The vast majority of people are Muslims.
The traditions and beliefs of the Berber people have a special mystical tendency; belief worship is very prosperous in the Berber region of Morocco, and groups can gather anywhere, such as small meeting places, large temples, schools, residences, etc.
Even near the tombs of saints and so on.
Moulay Idriss, who died in 791, was a well-known saint among the British kings of his time. His tomb is outside Meknes and he is one of the most revered icons in the Muslim world.
As elsewhere, Moroccan Muslims' religious worship and individualism are seen by urban Muslims as deviant and politically dangerous, and there have been several attempts to end this heresy.
The most recent one was in the 1930s, but it encountered two difficulties: it was difficult to control the Berber areas in the suburbs, and the number of people with these beliefs accounted for the majority of the entire population, and it was impossible to eliminate them at all.

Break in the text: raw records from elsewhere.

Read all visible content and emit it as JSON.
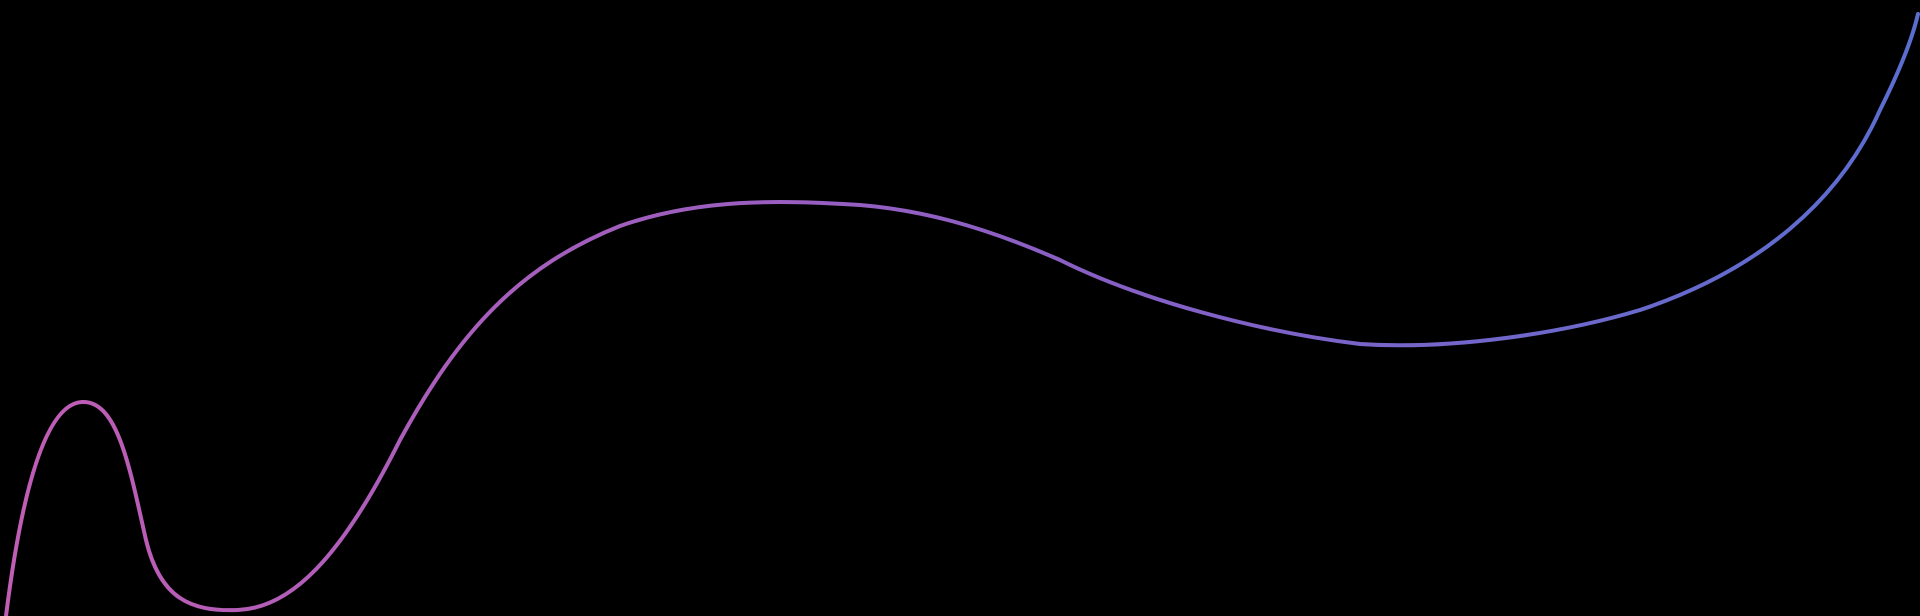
{
  "colors": {
    "background": "#000000",
    "curve_start": "#c15db4",
    "curve_mid": "#8a5fc4",
    "curve_end": "#5a6ed0"
  }
}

The majority of the population is composed of Arabs and Berbers, with the remainder being Moors, Jews, and a few other ethnic groups.
The Arabs entered this land with the first invasion of Muslims in the seventh century. 400 years later, some followed Beni Hillal. Spanish Catholics expelled the Muslims in the country.

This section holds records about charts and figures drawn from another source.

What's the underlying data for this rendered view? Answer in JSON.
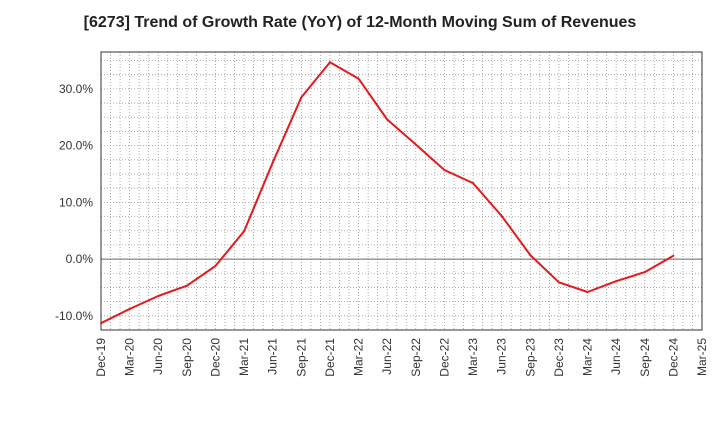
{
  "chart_data": {
    "type": "line",
    "title": "[6273]  Trend of Growth Rate (YoY) of 12-Month Moving Sum of Revenues",
    "xlabel": "",
    "ylabel": "",
    "x_tick_labels": [
      "Dec-19",
      "Mar-20",
      "Jun-20",
      "Sep-20",
      "Dec-20",
      "Mar-21",
      "Jun-21",
      "Sep-21",
      "Dec-21",
      "Mar-22",
      "Jun-22",
      "Sep-22",
      "Dec-22",
      "Mar-23",
      "Jun-23",
      "Sep-23",
      "Dec-23",
      "Mar-24",
      "Jun-24",
      "Sep-24",
      "Dec-24",
      "Mar-25"
    ],
    "y_ticks": [
      -10,
      0,
      10,
      20,
      30
    ],
    "y_tick_labels": [
      "-10.0%",
      "0.0%",
      "10.0%",
      "20.0%",
      "30.0%"
    ],
    "ylim": [
      -12.5,
      36.5
    ],
    "grid": true,
    "line_color": "#e41a1c",
    "series": [
      {
        "x": [
          "Dec-19",
          "Mar-20",
          "Jun-20",
          "Sep-20",
          "Dec-20",
          "Mar-21",
          "Jun-21",
          "Sep-21",
          "Dec-21",
          "Mar-22",
          "Jun-22",
          "Sep-22",
          "Dec-22",
          "Mar-23",
          "Jun-23",
          "Sep-23",
          "Dec-23",
          "Mar-24",
          "Jun-24",
          "Sep-24",
          "Dec-24"
        ],
        "values": [
          -11.3,
          -8.8,
          -6.5,
          -4.7,
          -1.2,
          4.9,
          17.0,
          28.5,
          34.7,
          31.8,
          24.6,
          20.2,
          15.7,
          13.4,
          7.6,
          0.7,
          -4.1,
          -5.8,
          -3.9,
          -2.3,
          0.6
        ]
      }
    ]
  }
}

These Muslims who were expelled to Morocco integrated with the local Berbers and Arabized these Berbers (this is the main factor that makes it difficult to distinguish between Arabs and Berbers today).
A quarter of the population speaks Berber.
Few people know the origin of the Berbers. Berber comes from a word barbari borrowed from Latin in Arabic, symbolizing people from the Maghreb non-Latin family.
The Berbers live in high mountain areas and some desert areas. They can be divided into three groups according to dialects and regions: Rif, Atlas, and High Atlas.
The Moors that Europeans have long referred to refer to the people who live in Maghreb, and even refer to the entire Muslim community. A more correct term should refer to a group of people living in southern Morocco (but also refers to people from Mauritania, Algeria and Mali
people who come).
Morocco once hosted more than 160,000 Jews. By the end of 1960, the Jewish population had dropped to 30,000. This was because Jews had chosen to immigrate to Israel since 1948.
Centuries of commercial ties have drawn many black people from all over sub-Saharan Africa to southern Morocco, especially its oases and desert areas.
Morocco once had a foreign population of 5 million living here, but since the end of the French protected area in 1956, the number has dropped significantly.